MiR-124 inhibits the migration and invasion of ovarian cancer cells by targeting SphK1

Abstract

Background: Epithelial ovarian cancer (EOC) is still a major gynecologic problem with poor 5 year survival rate due to distance metastases, despite routine surgery and chemotherapy. The precise underlying molecular mechanisms that trigger EOC migration and invasion are unclear. Recent studies suggest that the expression of microRNAs is widely dysregulated in ovarian cancer; and that they have evolved into tumorigenic processes, including cell proliferation, apoptosis and motility.

Methods: The expression of miR-124 was assessed in clinical ovarian cancer specimens and cell lines using miRNA qRTPCR. The function of miR-124 on cell migration and invasion was confirmed in vitro through wound healing assay and transwell assay. Luciferase reporter assay was used to confirm target associations.
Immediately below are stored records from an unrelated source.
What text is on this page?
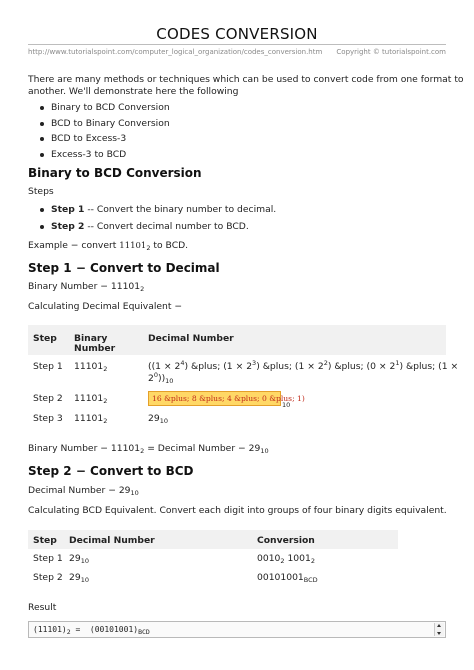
CODES CONVERSION
http://www.tutorialspoint.com/computer_logical_organization/codes_conversion.htm Copyright © tutorialspoint.com
There are many methods or techniques which can be used to convert code from one format to
another. We'll demonstrate here the following
Binary to BCD Conversion
BCD to Binary Conversion
BCD to Excess-3
Excess-3 to BCD
Binary to BCD Conversion
Steps
Step 1 -- Convert the binary number to decimal.
Step 2 -- Convert decimal number to BCD.
Example − convert $11101_2$ to BCD.
Step 1 − Convert to Decimal
Binary Number − $11101_2$
Calculating Decimal Equivalent −
Step Binary
Number
Decimal Number
Step 1 $11101_2$	($(1 \times 2^4)$ &plus; $(1 \times 2^3)$ &plus; $(1 \times 2^2)$ &plus; $(0 \times 2^1)$ &plus; (1 ×
$2^0))_{10}$
Step 2 $11101_2$	16 &plus; 8 &plus; 4 &plus; 0 &plus; 1)
$_{10}$
Step 3 $11101_2$	$29_{10}$
Binary Number − $11101_2$ = Decimal Number − $29_{10}$
Step 2 − Convert to BCD
Decimal Number − $29_{10}$
Calculating BCD Equivalent. Convert each digit into groups of four binary digits equivalent.
Step Decimal Number	Conversion
Step 1 $29_{10}$	$0010_2$ $1001_2$
Step 2 $29_{10}$	$00101001_{BCD}$
Result
$(11101)_2 = (00101001)_{BCD}$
Results: We showed that miR-124 is down-regulated in ovarian cancer specimens as well as in cell lines; and that low-level expression of miR-124 is much lower in highly metastatic ovarian cancer cells and tissues. Meantime, overexpression of miR-124 dramatically inhibits the motility of ovarian cancer cells in vitro and substantially suppresses the protein expression of SphK1, reported as an invasion and metastasis-related gene in human cancers, whose expression is markedly increased in both ovarian cancer cell lines and clinical samples, particularly in two highly metastasis cells, SKOV3-ip and HO8910pm as well as metastatic ovarian tumor tissues. Furthermore, SphK1 is identified as a direct target of miR-124, and knock-down of SphK1 in ovarian cancer cells, SKOV3-ip and HO8910pm, could mimic the inhibition of migration and invasion by miR-124, while re-introduction of SphK1 abrogates the suppression of motility and invasiveness induced by miR-124 in both cell lines.
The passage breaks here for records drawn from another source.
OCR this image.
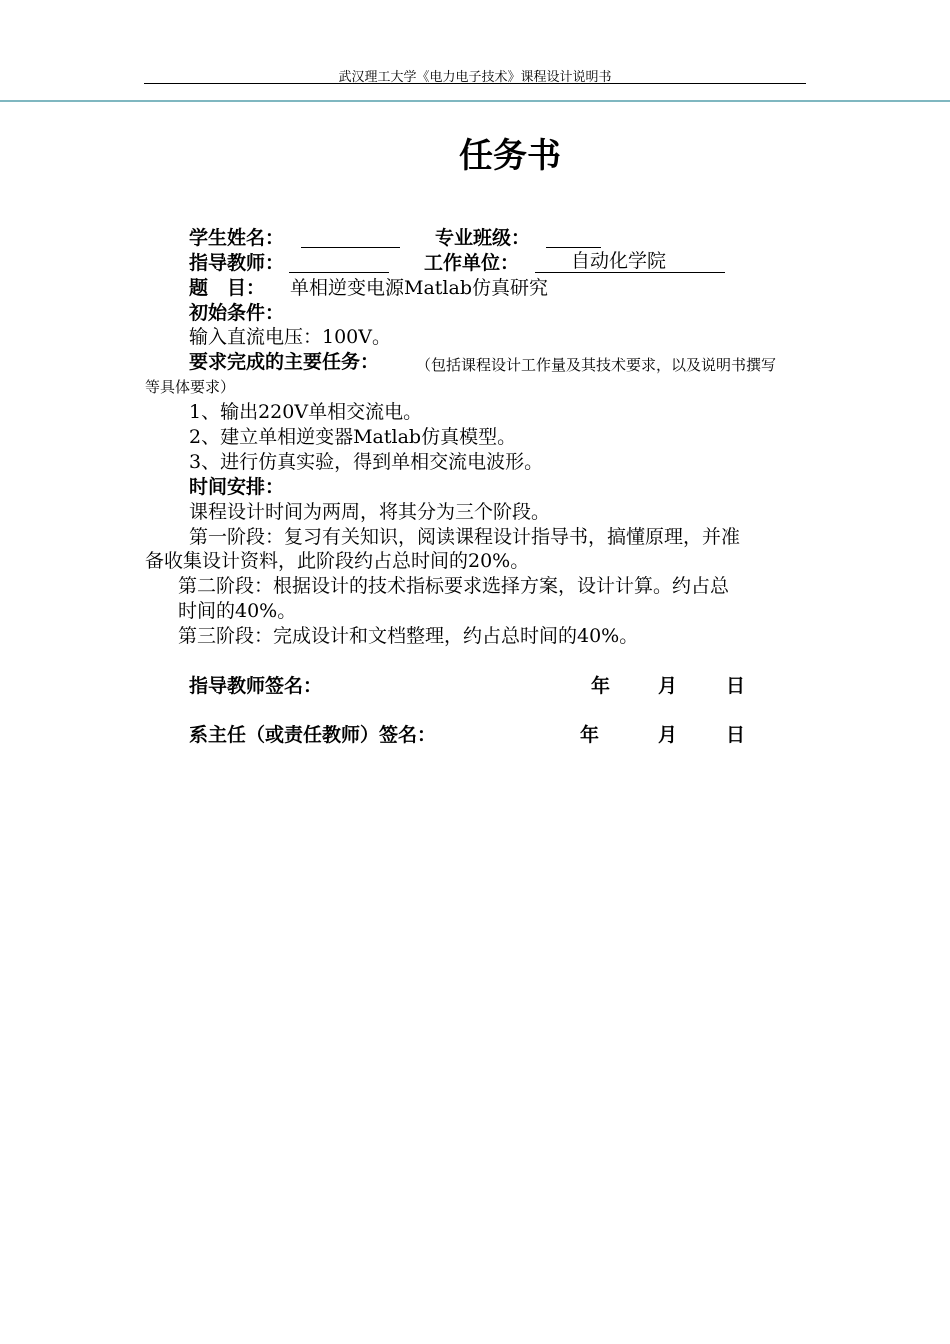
武汉理工大学《电力电子技术》课程设计说明书
任务书
学生姓名：	专业班级：
指导教师：	工作单位：	自动化学院
题　目： 单相逆变电源Matlab仿真研究
初始条件：
输入直流电压：100V。
要求完成的主要任务： （包括课程设计工作量及其技术要求，以及说明书撰写
等具体要求）
1、输出220V单相交流电。
2、建立单相逆变器Matlab仿真模型。
3、进行仿真实验，得到单相交流电波形。
时间安排：
课程设计时间为两周，将其分为三个阶段。
第一阶段：复习有关知识，阅读课程设计指导书，搞懂原理，并准
备收集设计资料，此阶段约占总时间的20%。
第二阶段：根据设计的技术指标要求选择方案，设计计算。约占总
时间的40%。
第三阶段：完成设计和文档整理，约占总时间的40%。
指导教师签名：	年	月	日
系主任（或责任教师）签名：	年	月	日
Conclusions: Our studies suggest a protective role of miR-124 in inhibition of migration and invasion in the molecular etiology of ovarian cancer, and a potentially novel application of miR-124 in the regulation of migration and invasion in EOC.

Figure 1

Expression of miR-124 in cell lines and tissues of ovarian cancer. (A) Expression of miR-124 in normal human ovarian tissues and ovarian tumors. (B) Comparison of miR-124 expression in five paired primary ovarian tumors and metastatic tissues. (C) The relative expression level of miR-124 in nine ovarian cancer cell lines. HOSE, the human normal ovarian epithelial cell line, was used as a control. Data are presented as means ± SD from three individual experiments. The symbols * and *** represent statistical significance at p < 0.05 and p < 0.001, respectively.

Figure 2

MiR-124 directly targets SphK1 and inhibits the migration and invasion of ovarian cancer cells. (A) Wound healing assay of SKOV3-ip and HO8910pm cells transfected with NC or miR-124 mimics. Representative pictures are shown at 0 and 24 h after the wound was made. (B) Transwell assay of SKOV3-ip and HO8910pm cells transfected with NC or miR-124 mimics. (C) Matrigel invasion assay of SKOV3-ip and HO8910pm cells transfected with miR-124 mimics or NC. (D) Expression of endogenous SphK1 in SKOV3-ip cells at 48 h and 72 h post transfection of miR-124 mimics or NC. β-actin was loaded as an internal control. (E) Diagram of the SphK1-3’-UTR with potential binding-sites for miR-124. (F) Relative luciferase activity of reporters including wild-type or mutant SphK1 3’-UTR co-transfected with NC or miR-124 mimics. ** and *** indicate significant difference at p < 0.01 and p < 0.001, respectively.

Figure 3

SphK1 knockdown results in inhibition of migration and invasion in ovarian cancer cells. (A) SphK1 detection in SKOV3-ip and HO8910pm cells transfected with NC or pooled si-SphK1. (B) Wound healing assay of SKOV3-ip and HO8910pm cells after transfected with NC or pooled si-SphK1. (C) Transwell assay of SKOV3-ip and HO8910pm cells subjected to NC or pooled si-SphK1. (D) Matrigel invasion assay of SKOV3-ip and HO8910pm cells after transfection with NC or pooled si-SphK1. Symbols ** and *** represent significance at p < 0.01 and p < 0.001, respectively.

Figure 4

Expression of SphK1 reversed the miR-124-induced inhibition of cellular migration and invasion. (A) The transfection of pcDNA3.1 (−)–SphK1 restored the expression of Sphk1 in SKOV3-ip cells even with miR-124 co-transfection. (B) Transwell assay and (C) Matrigel invasion assay of SKOV3-ip cells after co-transfection of NC or miR-124 mimics together with either pcDNA3.1 (−)-vector or pcDNA3.1 (−)-SphK1. ***denotes statistical significance at p < 0.001.